Non importa, cioè, lo specifico uso che il conduttore voglia fare dell’immobile locato. Questo solamente rileva: per il conduttore, ex articolo 80 della legge n. 392/1978, il quale non deve alterare la destinazione dell’immobile; per il locatore, nei limiti di cui all’articolo 1575 n. 2, il quale deve mantenere la cosa in stato da servire all’uso convenuto. Ciò significa, puntualizzano i giudici, che rileva solo la dimensione materiale e non quella giuridica o produttiva del bene, con la conseguenza che è irrilevante se tale uso sarà «sempre possibile o proficuo per il conduttore». D’altra parte, nota il Tribunale, tale circostanza è dimostrata dal fatto che la dimensione produttiva di un bene è presa in considerazione dal contratto di affitto, ex articolo 1615 del codice civile, che ha per oggetto proprio il godimento di una cosa produttiva, circostanza che marca la differenza con la locazione.

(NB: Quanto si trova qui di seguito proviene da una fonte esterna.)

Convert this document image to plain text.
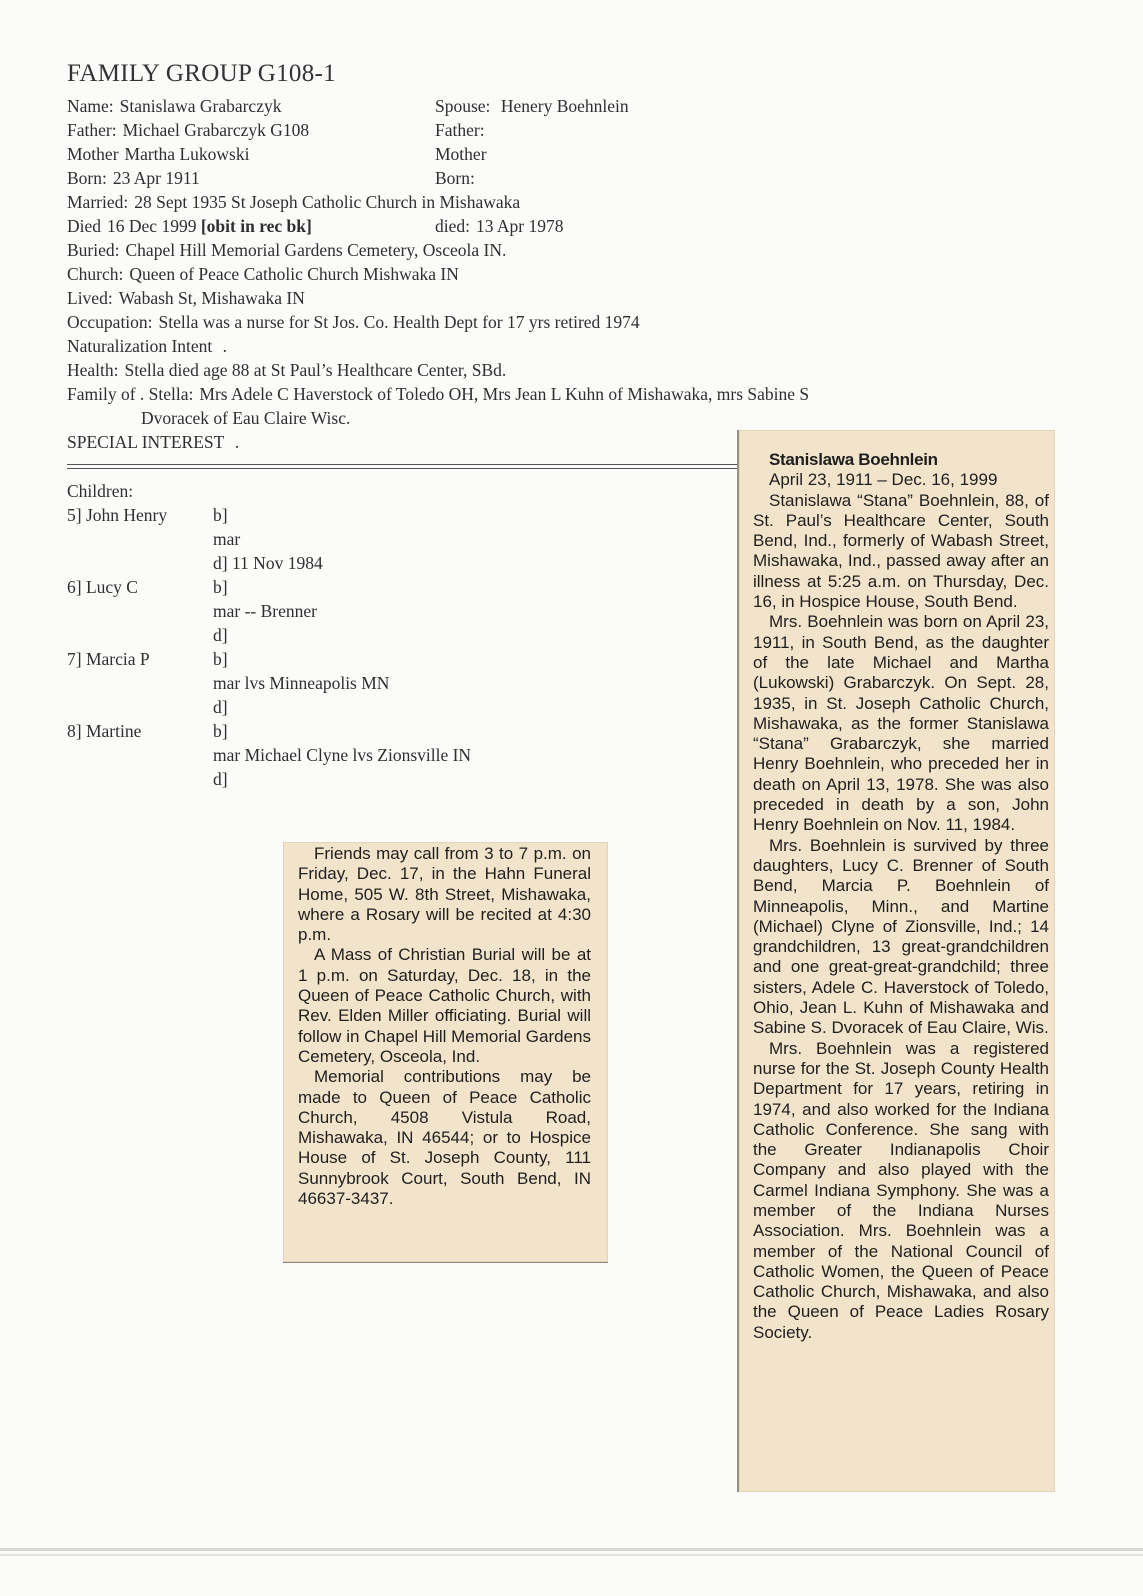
FAMILY GROUP G108-1
Name: Stanislawa Grabarczyk
Father: Michael Grabarczyk G108
Mother Martha Lukowski
Born: 23 Apr 1911
Married: 28 Sept 1935 St Joseph Catholic Church in Mishawaka
Died 16 Dec 1999 [obit in rec bk]
Buried: Chapel Hill Memorial Gardens Cemetery, Osceola IN.
Church: Queen of Peace Catholic Church Mishwaka IN
Lived: Wabash St, Mishawaka IN
Occupation: Stella was a nurse for St Jos. Co. Health Dept for 17 yrs retired 1974
Naturalization Intent .
Health: Stella died age 88 at St Paul’s Healthcare Center, SBd.
Family of . Stella: Mrs Adele C Haverstock of Toledo OH, Mrs Jean L Kuhn of Mishawaka, mrs Sabine S
Dvoracek of Eau Claire Wisc.
SPECIAL INTEREST .
Spouse: Henery Boehnlein
Father:
Mother
Born:
died: 13 Apr 1978
Children:
5] John Henry	b]
mar
d] 11 Nov 1984
6] Lucy C	b]
mar -- Brenner
d]
7] Marcia P	b]
mar lvs Minneapolis MN
d]
8] Martine	b]
mar Michael Clyne lvs Zionsville IN
d]

Stanislawa Boehnlein

April 23, 1911 – Dec. 16, 1999

Stanislawa “Stana” Boehnlein, 88, of St. Paul’s Healthcare Center, South Bend, Ind., formerly of Wabash Street, Mishawaka, Ind., passed away after an illness at 5:25 a.m. on Thursday, Dec. 16, in Hospice House, South Bend.

Mrs. Boehnlein was born on April 23, 1911, in South Bend, as the daughter of the late Michael and Martha (Lukowski) Grabarczyk. On Sept. 28, 1935, in St. Joseph Catholic Church, Mishawaka, as the former Stanislawa “Stana” Grabarczyk, she married Henry Boehnlein, who preceded her in death on April 13, 1978. She was also preceded in death by a son, John Henry Boehnlein on Nov. 11, 1984.

Mrs. Boehnlein is survived by three daughters, Lucy C. Brenner of South Bend, Marcia P. Boehnlein of Minneapolis, Minn., and Martine (Michael) Clyne of Zionsville, Ind.; 14 grandchildren, 13 great-grandchildren and one great-great-grandchild; three sisters, Adele C. Haverstock of Toledo, Ohio, Jean L. Kuhn of Mishawaka and Sabine S. Dvoracek of Eau Claire, Wis.

Mrs. Boehnlein was a registered nurse for the St. Joseph County Health Department for 17 years, retiring in 1974, and also worked for the Indiana Catholic Conference. She sang with the Greater Indianapolis Choir Company and also played with the Carmel Indiana Symphony. She was a member of the Indiana Nurses Association. Mrs. Boehnlein was a member of the National Council of Catholic Women, the Queen of Peace Catholic Church, Mishawaka, and also the Queen of Peace Ladies Rosary Society.

Friends may call from 3 to 7 p.m. on Friday, Dec. 17, in the Hahn Funeral Home, 505 W. 8th Street, Mishawaka, where a Rosary will be recited at 4:30 p.m.

A Mass of Christian Burial will be at 1 p.m. on Saturday, Dec. 18, in the Queen of Peace Catholic Church, with Rev. Elden Miller officiating. Burial will follow in Chapel Hill Memorial Gardens Cemetery, Osceola, Ind.

Memorial contributions may be made to Queen of Peace Catholic Church, 4508 Vistula Road, Mishawaka, IN 46544; or to Hospice House of St. Joseph County, 111 Sunnybrook Court, South Bend, IN 46637-3437.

In definitiva, concludono i giudici, nella fattispecie la causa del contratto non è lo svolgimento dell’attività di valigeria ma l’idoneità dell’immobile allo svolgimento di tale attività. Pertanto, non può essere invocata la risoluzione di diritto del contratto sotto il profilo causale, né tantomeno sul presupposto della generica aspettativa al mantenimento delle condizioni di mercato, completamente mutate a causa della pandemia.